The proposals are part of NASA’s Small Business Innovation Research Program (SBIR) and Small Business Technology Transfer (STTR) Program, both setup to help bridge the gap between NASA and small businesses.
The SBIR program looks to solve specific technology gaps the agency could not fill on its own, while looking to assist other agency research. Programs such as modern air traffic control systems, human spaceflight and the International Space Station have all benefited in part from SBIR. The NASA Mars rover program is an example of how the STTR program helps transfer technology developed into a small business.
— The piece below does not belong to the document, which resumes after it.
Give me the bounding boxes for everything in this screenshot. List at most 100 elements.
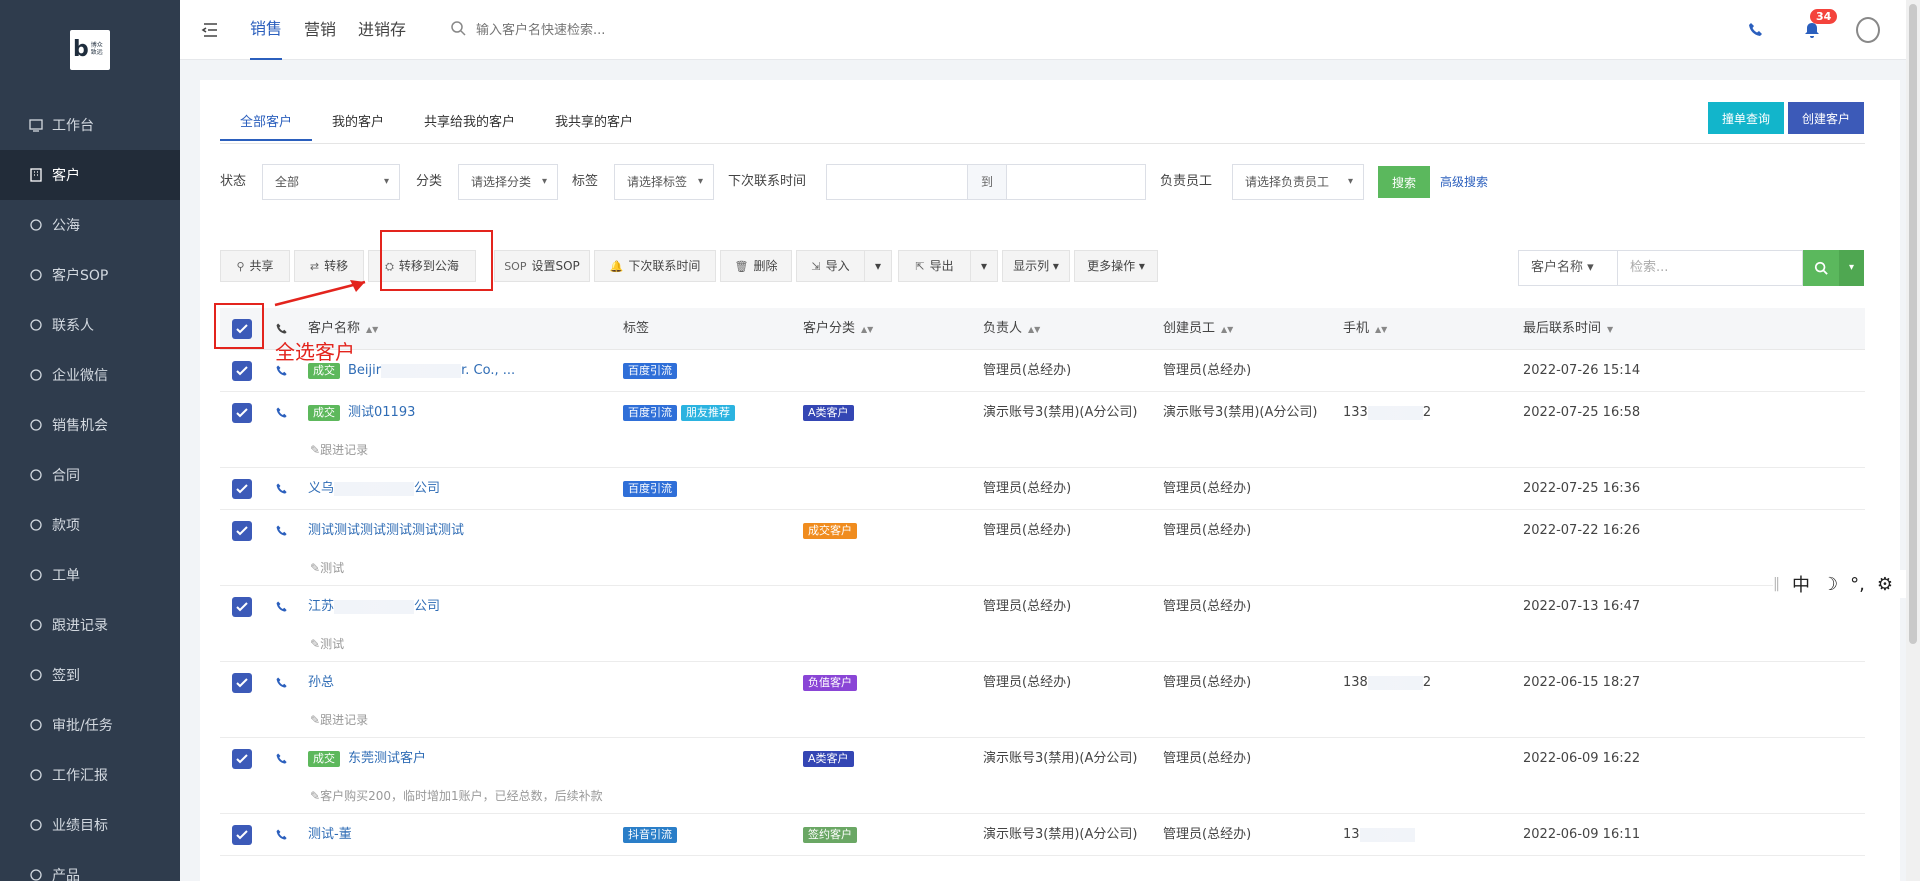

Awards typically are for six months for the SBIR contracts and 12 months for the STTR contracts. The maximum amount is $125,000 for general SBIR and STTR contracts and $200,000 for SBIR select solicitation proposals.
For the general SBIR Phase I solicitation, NASA chose 236 proposals worth about $29.4 million. For the select SBIR Phase I solicitation, NASA chose 26 proposals worth about $5.1 million. NASA chose 33 proposals with a value of about $4.1 million for STTR Phase I projects. The three solicitations attracted proposals from 32 states.
“NASA’s small business innovation research projects are strong and valuable investments that continue to pay dividends to NASA and the American people,” said Michael Gazarik, NASA’s associate administrator for space technology in Washington. “If successful, these early stage technology concepts will mature to meet NASA’s mission needs while also providing solutions that have wide applicability in the marketplace, potentially becoming new products, services and jobs here in the U.S.”